Syntactic sugar for CG and awaiting

tdene · tdene · commit a7d508ca9597 · 2026-03-15T22:40:14.000-05:00
diff --git a/megatron/core/inference/utils.py b/megatron/core/inference/utils.py
@@ -3,7 +3,6 @@
 import asyncio
 import multiprocessing
 import sys
-
 import torch
 
 from megatron.core.transformer.moe.moe_layer import MoELayer
@@ -138,6 +137,28 @@ def tensor_swap(x, src_idxs, dst_idxs):
     """
     x[dst_idxs], x[src_idxs] = x[src_idxs], x[dst_idxs]
 
+def use_cuda_graph(graph_cache: dict, graph_key, fn):
+    """Record-or-replay a CUDA graph for fn().
+
+    On first call for a given graph_key, captures fn() into a CUDA graph.
+    On subsequent calls with the same key, replays the cached graph.

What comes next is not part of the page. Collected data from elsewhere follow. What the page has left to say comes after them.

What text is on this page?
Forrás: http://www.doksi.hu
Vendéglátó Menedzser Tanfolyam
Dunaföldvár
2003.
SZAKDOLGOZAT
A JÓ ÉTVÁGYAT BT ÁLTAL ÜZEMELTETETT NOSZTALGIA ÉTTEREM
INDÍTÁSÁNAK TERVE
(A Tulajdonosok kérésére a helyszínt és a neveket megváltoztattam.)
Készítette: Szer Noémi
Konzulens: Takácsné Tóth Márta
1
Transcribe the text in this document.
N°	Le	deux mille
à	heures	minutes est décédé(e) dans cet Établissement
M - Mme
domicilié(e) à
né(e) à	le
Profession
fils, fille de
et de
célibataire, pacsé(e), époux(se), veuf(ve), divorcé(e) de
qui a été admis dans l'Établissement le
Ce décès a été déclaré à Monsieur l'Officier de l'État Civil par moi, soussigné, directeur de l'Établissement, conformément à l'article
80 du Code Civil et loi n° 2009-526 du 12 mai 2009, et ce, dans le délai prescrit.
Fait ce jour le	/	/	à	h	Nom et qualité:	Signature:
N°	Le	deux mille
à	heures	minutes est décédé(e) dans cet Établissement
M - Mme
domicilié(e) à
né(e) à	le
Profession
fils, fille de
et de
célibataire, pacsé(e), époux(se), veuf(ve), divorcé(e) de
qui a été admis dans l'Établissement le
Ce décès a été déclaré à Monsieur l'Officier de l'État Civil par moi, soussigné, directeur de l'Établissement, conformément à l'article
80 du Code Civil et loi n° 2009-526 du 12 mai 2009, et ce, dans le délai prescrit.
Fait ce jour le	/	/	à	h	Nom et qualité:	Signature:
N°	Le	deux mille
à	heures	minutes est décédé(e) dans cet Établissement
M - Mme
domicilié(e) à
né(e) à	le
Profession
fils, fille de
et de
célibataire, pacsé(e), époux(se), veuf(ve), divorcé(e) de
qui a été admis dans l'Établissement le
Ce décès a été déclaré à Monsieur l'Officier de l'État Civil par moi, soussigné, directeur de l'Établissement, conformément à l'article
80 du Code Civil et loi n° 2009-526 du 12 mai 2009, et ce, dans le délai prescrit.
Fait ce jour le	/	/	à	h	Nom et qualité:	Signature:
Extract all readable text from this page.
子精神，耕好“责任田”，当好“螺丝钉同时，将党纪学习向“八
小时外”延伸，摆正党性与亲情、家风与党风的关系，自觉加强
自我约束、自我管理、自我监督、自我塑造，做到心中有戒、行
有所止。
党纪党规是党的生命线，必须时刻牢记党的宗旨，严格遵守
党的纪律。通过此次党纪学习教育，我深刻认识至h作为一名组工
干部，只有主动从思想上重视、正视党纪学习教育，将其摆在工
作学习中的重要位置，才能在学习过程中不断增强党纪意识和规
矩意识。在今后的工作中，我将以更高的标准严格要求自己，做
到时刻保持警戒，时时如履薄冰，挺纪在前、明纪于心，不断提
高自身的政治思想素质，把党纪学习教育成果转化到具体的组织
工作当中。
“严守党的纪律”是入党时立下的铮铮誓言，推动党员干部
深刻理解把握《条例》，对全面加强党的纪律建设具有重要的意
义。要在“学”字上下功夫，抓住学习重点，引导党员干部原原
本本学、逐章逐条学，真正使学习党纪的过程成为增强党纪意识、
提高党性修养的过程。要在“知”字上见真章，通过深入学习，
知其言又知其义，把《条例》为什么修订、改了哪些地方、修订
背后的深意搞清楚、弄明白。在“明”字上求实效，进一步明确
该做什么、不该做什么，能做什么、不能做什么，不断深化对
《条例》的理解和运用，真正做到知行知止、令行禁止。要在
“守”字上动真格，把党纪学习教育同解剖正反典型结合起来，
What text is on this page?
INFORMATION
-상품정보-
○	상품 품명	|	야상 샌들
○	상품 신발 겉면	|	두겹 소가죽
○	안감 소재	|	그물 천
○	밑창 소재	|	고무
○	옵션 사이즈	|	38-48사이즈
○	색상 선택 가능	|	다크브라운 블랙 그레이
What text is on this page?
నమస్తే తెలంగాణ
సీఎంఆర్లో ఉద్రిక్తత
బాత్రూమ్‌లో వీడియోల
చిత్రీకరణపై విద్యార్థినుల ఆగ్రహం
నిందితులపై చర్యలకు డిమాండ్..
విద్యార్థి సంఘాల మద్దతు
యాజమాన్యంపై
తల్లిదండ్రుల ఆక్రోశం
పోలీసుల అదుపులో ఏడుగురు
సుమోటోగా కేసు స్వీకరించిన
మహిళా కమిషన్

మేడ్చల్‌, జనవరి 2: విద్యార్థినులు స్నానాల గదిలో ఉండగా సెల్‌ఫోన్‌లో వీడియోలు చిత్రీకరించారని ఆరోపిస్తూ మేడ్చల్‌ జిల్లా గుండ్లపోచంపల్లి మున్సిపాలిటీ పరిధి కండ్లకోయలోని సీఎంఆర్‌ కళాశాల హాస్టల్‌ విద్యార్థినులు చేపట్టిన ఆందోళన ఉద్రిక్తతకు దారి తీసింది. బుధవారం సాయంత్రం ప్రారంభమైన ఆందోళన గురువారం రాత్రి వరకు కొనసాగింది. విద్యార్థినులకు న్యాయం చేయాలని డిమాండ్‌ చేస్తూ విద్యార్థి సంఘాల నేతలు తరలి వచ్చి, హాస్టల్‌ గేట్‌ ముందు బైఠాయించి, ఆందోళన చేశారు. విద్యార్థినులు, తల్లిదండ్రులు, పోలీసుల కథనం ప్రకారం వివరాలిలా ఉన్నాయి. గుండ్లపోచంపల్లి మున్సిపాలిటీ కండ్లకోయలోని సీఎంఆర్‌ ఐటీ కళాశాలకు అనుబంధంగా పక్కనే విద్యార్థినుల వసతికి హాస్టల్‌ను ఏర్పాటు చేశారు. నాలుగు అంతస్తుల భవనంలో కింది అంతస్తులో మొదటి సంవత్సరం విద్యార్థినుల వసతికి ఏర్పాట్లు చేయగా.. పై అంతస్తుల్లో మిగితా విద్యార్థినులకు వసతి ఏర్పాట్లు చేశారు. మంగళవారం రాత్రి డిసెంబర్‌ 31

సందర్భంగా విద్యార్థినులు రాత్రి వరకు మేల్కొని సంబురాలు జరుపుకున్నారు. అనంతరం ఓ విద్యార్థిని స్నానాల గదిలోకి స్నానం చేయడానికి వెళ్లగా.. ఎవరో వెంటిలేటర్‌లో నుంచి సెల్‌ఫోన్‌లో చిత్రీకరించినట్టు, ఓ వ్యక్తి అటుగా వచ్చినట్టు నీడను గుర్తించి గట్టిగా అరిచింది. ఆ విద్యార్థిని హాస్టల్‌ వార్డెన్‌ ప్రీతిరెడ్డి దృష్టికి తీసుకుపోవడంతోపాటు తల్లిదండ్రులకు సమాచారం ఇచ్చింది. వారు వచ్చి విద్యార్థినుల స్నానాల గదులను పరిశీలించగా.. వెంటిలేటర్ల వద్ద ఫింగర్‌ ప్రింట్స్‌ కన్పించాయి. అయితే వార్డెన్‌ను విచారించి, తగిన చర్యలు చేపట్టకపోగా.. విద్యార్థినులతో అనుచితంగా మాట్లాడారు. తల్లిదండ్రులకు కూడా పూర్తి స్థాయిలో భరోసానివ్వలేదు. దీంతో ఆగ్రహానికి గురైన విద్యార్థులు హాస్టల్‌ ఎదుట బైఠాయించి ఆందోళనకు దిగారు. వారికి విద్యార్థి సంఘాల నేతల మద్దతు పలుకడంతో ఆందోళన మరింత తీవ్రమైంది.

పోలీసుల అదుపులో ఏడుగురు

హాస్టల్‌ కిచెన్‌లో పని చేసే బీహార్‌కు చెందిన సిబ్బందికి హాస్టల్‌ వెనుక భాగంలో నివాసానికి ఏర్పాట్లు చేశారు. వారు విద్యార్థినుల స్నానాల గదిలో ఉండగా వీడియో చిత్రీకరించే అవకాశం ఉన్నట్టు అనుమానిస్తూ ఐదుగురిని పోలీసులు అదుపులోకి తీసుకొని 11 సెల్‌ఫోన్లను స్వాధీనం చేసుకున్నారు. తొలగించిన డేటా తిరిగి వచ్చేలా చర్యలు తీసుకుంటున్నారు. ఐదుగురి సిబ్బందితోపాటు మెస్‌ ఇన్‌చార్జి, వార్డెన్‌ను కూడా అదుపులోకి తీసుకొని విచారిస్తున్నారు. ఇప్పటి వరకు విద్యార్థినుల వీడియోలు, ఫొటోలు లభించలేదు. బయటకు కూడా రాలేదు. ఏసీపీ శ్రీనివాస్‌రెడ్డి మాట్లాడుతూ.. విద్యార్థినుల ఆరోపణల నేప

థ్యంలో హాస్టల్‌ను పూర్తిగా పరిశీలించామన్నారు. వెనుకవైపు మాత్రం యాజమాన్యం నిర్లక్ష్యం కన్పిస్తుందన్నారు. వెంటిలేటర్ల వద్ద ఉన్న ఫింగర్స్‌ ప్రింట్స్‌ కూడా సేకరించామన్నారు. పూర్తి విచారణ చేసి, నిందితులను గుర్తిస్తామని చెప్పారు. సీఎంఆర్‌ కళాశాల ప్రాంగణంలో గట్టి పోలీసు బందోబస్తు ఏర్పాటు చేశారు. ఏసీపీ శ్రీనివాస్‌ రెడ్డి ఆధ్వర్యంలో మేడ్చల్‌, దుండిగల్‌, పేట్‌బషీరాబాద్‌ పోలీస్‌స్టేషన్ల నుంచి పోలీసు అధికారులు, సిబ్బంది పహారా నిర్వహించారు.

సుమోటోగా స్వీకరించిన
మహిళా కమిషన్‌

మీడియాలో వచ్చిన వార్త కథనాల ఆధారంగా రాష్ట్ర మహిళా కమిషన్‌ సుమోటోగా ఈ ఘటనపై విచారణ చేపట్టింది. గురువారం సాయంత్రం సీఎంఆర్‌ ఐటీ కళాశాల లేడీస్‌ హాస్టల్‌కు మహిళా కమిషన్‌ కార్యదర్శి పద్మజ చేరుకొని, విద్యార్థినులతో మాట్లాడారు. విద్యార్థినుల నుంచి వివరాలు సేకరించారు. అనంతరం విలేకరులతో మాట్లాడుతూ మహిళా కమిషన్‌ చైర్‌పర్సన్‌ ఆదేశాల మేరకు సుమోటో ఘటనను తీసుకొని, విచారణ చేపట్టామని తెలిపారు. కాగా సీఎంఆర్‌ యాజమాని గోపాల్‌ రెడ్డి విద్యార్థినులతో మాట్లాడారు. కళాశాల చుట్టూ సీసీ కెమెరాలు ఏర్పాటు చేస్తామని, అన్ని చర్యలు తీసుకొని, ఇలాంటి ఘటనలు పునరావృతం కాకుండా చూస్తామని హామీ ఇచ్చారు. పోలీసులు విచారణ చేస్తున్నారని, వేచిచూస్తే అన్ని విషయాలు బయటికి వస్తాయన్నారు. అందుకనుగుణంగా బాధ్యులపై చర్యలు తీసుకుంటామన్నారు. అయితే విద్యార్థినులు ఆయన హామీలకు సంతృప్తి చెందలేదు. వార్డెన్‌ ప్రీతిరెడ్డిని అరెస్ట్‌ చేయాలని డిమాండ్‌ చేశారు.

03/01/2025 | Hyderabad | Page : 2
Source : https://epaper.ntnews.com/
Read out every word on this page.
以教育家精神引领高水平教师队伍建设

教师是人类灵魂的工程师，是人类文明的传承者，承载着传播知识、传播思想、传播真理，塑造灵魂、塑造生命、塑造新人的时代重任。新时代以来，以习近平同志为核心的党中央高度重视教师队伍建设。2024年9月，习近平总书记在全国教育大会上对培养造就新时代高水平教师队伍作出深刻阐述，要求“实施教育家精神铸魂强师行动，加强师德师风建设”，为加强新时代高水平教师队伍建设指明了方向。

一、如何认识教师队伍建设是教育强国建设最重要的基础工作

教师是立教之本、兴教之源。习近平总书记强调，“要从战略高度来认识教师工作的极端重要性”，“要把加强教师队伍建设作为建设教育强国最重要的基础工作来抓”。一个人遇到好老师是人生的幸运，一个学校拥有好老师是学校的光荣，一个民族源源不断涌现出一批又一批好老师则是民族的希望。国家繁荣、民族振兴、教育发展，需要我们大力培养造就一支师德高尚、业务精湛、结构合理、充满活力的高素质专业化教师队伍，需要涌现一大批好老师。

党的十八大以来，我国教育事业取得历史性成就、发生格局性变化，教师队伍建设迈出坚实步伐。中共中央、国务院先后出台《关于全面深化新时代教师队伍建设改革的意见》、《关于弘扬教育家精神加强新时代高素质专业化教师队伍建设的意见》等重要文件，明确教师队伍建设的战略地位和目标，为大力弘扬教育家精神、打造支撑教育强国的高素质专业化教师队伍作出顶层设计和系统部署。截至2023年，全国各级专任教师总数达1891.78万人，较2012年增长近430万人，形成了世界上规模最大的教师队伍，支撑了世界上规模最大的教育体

+    fn must be a zero-argument callable operating on static-address tensors.
+    """
+    if graph_key in graph_cache:
+        graph_cache[graph_key].replay()
+    else:
+        g = torch.cuda.CUDAGraph()
+        with torch.cuda.graph(g):
+            fn()
+        graph_cache[graph_key] = g
+
+async def torch_awaitable(stream: torch.cuda.Stream | None = None):
+    """Syntactic sugar for returning an awaitable handle for non-distributed torch."""
+    if stream is None:
+        stream = torch.cuda.current_stream()
+    event = stream.record_event()
+    while not event.query():
+        await asyncio.sleep(0)
 
 async def await_process_call(call, process: multiprocessing.Process, timeout: float = 1.0):
     """Repeatedly wait for a multiprocessing callable to resolve, aborting upon process failure.